The US was on the upswing for a while. Between 1959 and 2014, life expectancy for Americans, which is the average length of time we are expected to live, increased by nearly ten years, from 69.9 years to 78.9 years. But something started happening in the 1980s, and the increase slowed considerably. By 2010, it plateaued.
Then in 2014, life expectancy in America began reversing, and by 2017, the latest year for statistics, life expectancy in the US had decreased for three straight years to 78.6 years. Our decline persisted despite the fact that the US spends more dollars per capita on health care than any other industrialized nation.
The findings of a comprehensive study that explored the nature of life expectancy in America as well as possible causes for its decline were released at the end of November and published in the Journal of the American Medical Association (JAMA).
For the study, the researchers reviewed more than a half-century of data from the US Mortality Database and the US Centers for Disease Control and Prevention’s WONDER database. That’s an integrated information and communication system for public health practitioners and researchers.
One key finding of the study was that adults ages 25 to 64, or working-age Americans, saw the largest increase in death rates, a rise of six percent. The increase in death rate in this age group was seen in nearly every state in the US.
According to the study, the death rate in working-age Americans from all causes increased from 328.5 deaths per 100,000 people in 2010 to 348.2 deaths per 100,000 people in 2017. The statistics showed this increase occurred across all racial and ethnic groups.
Dr. Steven Woolf, one of the study’s authors, noted this increase in mortality was driven, in part, by “deaths of despair.” Those include deaths from drug overdoses, which reflect the opioid crisis in this country, as well as those from alcohol abuse and suicide.
The study found that between 1999 and 2017, fatal drug overdoses by working-age Americans increased by 386.5 percent. Deaths linked to alcohol use, including those from chronic liver disease and cirrhosis of the liver, rose 40.6 percent during those years. And suicide rates by that population rose 38.3 percent.
The study also pointed to health conditions such as diabetes, high blood pressure and heart disease as other causes for the death rate increase. It noted that these conditions are exacerbated by unhealthy behaviors such as smoking, being overweight or obese, eating a high-fat diet and living a sedentary lifestyle, problems that are rampant in our society.
And these problems impacted the death rates for working-age Americans. For example, deaths in this age group linked to obesity increased 114 percent between 1999 and 2017. The majority of American adults, about 71 percent, are overweight or obese. And obesity increases the risk for cancer, diabetes, heart disease and other chronic conditions.

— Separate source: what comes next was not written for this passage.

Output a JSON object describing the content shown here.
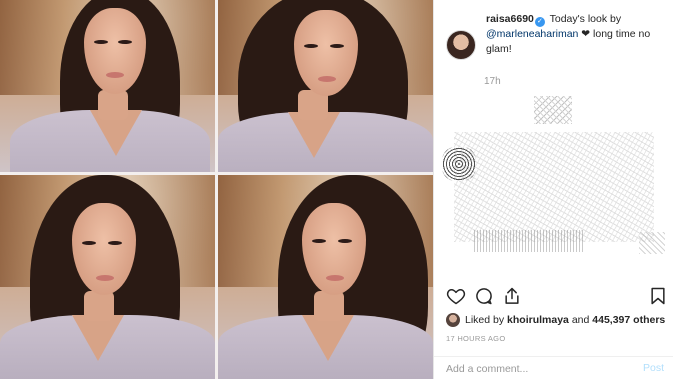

Deaths related to high blood pressure increased by 78.9 percent in the 25 to 64 age group during the same time period. And about 80 percent of American adults don’t meet the physical activity guidelines. If we don’t manage chronic conditions better and change our unhealthy behaviors, our life expectancy will continue to decline.
And according to the new study’s findings, the increase in working-age death rates coincided with major shifts in the US economy dating back to the 1970s and 1980s. It was during those years that the US started to lose manufacturing jobs, and the middle class began to shrink, Dr. Woolf noted.
These loses hit certain areas of the country harder than others, and that is reflected in the statistics. The Ohio Valley, which includes Ohio, West Virginia, Indiana and Kentucky, is part of the nation’s “Rust Belt.” This area was highly stressed economically with the closing of steel mills and auto plants.
The Ohio Valley, as well as northern New England, which includes New Hampshire, Maine and Vermont, experienced the largest relative increases in working-age mortality rates in the US. Both of these areas were hit hard by the opioid crisis and by declines in their economies
Dr. Woolf said it’s noteworthy that the largest increases were seen in these areas. The people living there have gone through long periods of economic stress, which can lead to a set of consequences that can affect health in many ways.
People struggling financially are more likely to turn to drugs, alcohol or suicide, he said. In addition, they may not be able to afford routine or emergency medical care, prescription medications or healthy food. And they are less likely to effectively manage chronic conditions such as diabetes and high blood pressure. These factors can lead to increases in mortality rates.
It’s pretty clear that reversing the downward trend in life expectancy will take a combined effort on the individual, community and national levels. As individuals, we must commit to changing unhealthy behaviors and eat healthier, exercise more and pay closer attention to our overall health. And we need to put our pride aside and seek help for substance abuse disorders.
Communities must work harder to increase local access to health education and services. And as a nation, we must continue to focus on battling the opioid crisis, tackling the obesity epidemic and increasing economic opportunities, especially in distressed areas. There’s a lot more to be done, but these steps are a good starting point. After all, our lives depend on our action.